Limitations of the study
Our study provides updated data on this important topic of epidemiological and public health concern, for which only a few previous studies are available in Tanzania. The consistent number of participants enrolled and the variety of variables assessed constitute the strength of our work. Still, some limits have to be acknowledged. The use of a questionnaire for the collection of data related to WaSH factors, infection and prevention knowledge, attitudes, and practices can be prone to recall bias. Additionally, we collected and processed only a single stool sample from each participant, one only slide was prepared from each sample and analysed by one microscopist. Even though 10% of samples were cross-checked for quality assessment, this is sub-optimal and could underestimate the prevalence of STH among the studied population.

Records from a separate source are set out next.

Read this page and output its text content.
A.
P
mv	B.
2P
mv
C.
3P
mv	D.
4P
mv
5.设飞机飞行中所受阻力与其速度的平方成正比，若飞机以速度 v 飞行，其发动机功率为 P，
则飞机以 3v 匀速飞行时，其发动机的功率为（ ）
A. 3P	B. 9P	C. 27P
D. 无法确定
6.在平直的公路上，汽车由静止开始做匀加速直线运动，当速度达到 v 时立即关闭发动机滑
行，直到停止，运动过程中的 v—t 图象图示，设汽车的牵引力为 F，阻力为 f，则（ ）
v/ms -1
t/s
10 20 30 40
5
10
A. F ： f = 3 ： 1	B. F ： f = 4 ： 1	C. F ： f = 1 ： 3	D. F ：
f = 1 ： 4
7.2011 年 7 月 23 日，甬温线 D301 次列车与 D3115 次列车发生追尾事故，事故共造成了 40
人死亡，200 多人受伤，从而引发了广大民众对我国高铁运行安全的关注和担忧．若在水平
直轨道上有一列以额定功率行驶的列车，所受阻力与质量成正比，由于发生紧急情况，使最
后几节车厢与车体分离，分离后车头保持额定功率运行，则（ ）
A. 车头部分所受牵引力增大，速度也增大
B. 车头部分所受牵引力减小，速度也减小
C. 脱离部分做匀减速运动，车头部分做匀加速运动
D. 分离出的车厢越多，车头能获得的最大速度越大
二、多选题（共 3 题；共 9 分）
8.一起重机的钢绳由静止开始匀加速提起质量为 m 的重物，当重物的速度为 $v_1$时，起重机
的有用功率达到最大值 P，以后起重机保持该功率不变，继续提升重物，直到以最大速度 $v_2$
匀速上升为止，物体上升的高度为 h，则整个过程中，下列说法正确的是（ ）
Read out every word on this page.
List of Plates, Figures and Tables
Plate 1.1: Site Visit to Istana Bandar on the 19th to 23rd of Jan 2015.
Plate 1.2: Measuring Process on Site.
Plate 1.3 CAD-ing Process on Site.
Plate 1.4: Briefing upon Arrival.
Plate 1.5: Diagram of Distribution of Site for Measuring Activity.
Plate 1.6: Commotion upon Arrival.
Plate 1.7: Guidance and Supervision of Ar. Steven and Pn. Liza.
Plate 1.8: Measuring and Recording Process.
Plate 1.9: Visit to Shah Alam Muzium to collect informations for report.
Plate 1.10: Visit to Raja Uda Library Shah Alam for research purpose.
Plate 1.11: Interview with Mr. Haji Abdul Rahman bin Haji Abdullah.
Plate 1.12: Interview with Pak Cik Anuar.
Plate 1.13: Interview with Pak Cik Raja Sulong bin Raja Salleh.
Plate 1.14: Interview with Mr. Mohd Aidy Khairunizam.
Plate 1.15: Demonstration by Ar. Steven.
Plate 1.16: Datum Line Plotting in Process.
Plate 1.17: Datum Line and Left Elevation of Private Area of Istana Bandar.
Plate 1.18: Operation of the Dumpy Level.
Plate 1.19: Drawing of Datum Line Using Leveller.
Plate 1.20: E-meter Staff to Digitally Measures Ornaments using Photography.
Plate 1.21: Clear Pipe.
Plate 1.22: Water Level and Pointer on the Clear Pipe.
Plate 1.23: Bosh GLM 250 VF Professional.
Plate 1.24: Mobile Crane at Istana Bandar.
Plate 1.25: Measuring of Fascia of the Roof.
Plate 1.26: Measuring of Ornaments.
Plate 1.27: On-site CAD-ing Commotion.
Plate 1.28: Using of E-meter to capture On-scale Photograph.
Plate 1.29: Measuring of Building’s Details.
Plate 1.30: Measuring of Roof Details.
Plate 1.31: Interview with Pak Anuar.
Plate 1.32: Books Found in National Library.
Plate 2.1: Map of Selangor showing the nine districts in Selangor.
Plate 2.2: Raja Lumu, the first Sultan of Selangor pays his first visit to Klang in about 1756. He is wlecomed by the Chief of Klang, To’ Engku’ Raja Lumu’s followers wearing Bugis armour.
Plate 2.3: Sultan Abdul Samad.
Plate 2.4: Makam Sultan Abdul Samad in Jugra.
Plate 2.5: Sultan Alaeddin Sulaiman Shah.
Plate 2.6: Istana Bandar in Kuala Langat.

Conclusions and recommendations
Our study has documented the ongoing transmission of STH infection among the adult population in the Muleba district, Tanzania, showing a prevalence of 9.1% among participants older than 18 years, notwithstanding the interventions in place including MDA. The association of practices like not wearing shoes in general or not wearing shoes during specific activities prone to exposure, independently from the level of knowledge or attitudes towards infection prevention, or WASH factors, emphasized the need to increase the adhesion to the use of protective garments among the exposed population. Additionally, it is urgent to build a supportive environment to favor the translation of knowledge and attitudes in effective preventive practices. The extension of MDA to adult population, the integrated approaches of educational interventions together with the building of infrastructure, and the extension of WASH coverage will help to meet the 2030 global targets for soil-transmitted helminthiases.
Supporting information
Data Availability
All relevant data are within the paper and its Supporting Information files.
Funding Statement
The author(s) received no specific funding for this work.